As to the question why PpIX lifetime differs between dense tumor tissue, moderate infiltrations and normal tissue, we hypothesize that PpIX is quenched by molecular oxygen within the cells. In general, PpIX fluorescence is known to be reduced when in contact with oxygen molecules 23. Furthermore, the partial oxygen pressure pO 2 is decreased in brain tumor (ie, 10 mm Hg) compared with normal brain tissue (38 mm Hg) 24. This hypoxic property of tumor is well‐known and could be one possible explanation, besides the intrinsic difference in concentration, for the increased PpIX fluorescence visible in glioblastoma compared with low‐grade gliomas.

Finally, it is important to note that the ability to visually detect the fluorescence by the surgeon is highly subjective as can be seen in the differences between sample 2.3 (5‐ALA positive, 160 ms exposure time) and 5.1 (5‐ALA negative, 80 ms exposure time) which is one of the main motivation for finding are more objective mean of detecting PpIX fluorescence.

CONCLUSION

The proposed widefield fluorescence lifetime imaging system for 5‐ALA‐induced PpIX‐labeled brain tumors using a dual‐tap CMOS camera matches the requirements of neurosurgical microscopes with long working distances and large FOVs. In our phantom study, we observed strong quenching effects which need to be taken into account for intensity‐based PpIX concentration estimations. We propose to correct this effect by predicting the quenching using the Stern‐Volmer equation.

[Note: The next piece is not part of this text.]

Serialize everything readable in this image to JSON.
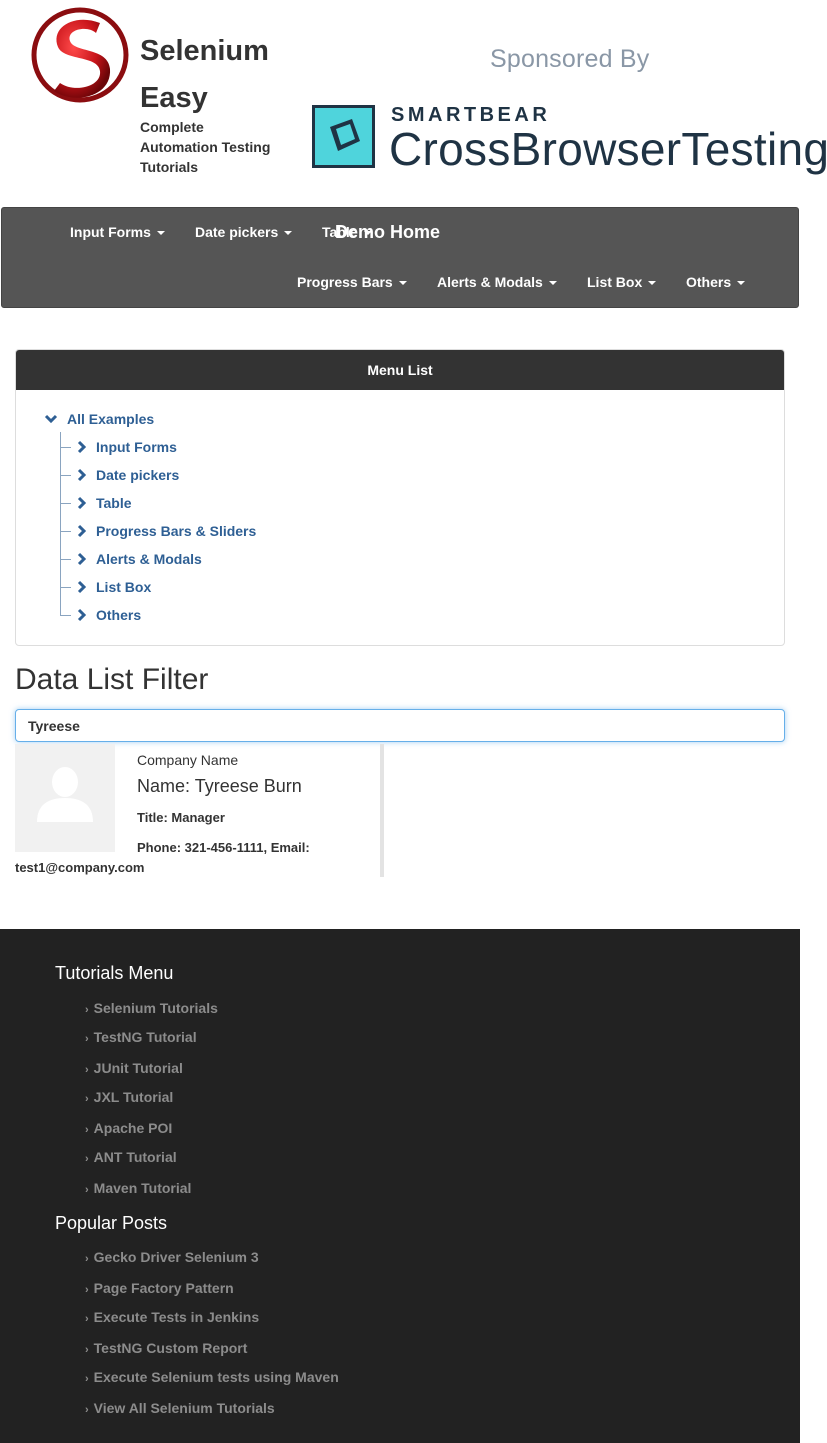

The decrease in frame rate could be compensated by reducing the number of images acquired to compute the phase delay. Within our ex vivo study, we measured nine samples from six patients with tissue specimens from one astrocytoma and several glioblastomas as well as one normal tissue. In human gliomas, the lifetime is highly heterogeneous between compact tumor tissue, infiltration zones and normal brain parenchyma. Further investigations concerning the lifetime of PpIX in‐vivo and the relevance of photobleaching during surgery are required. It is important to note that malignant tissue exhibits an increased PpIX lifetime. Hence, the tumor border can be detected more accurately compared to intensity‐based imaging and might lead to an improved extent of resection and thus patient prognosis in glioma patients.

CONFLICTS OF INTEREST

The authors declare no potential conflict of interests.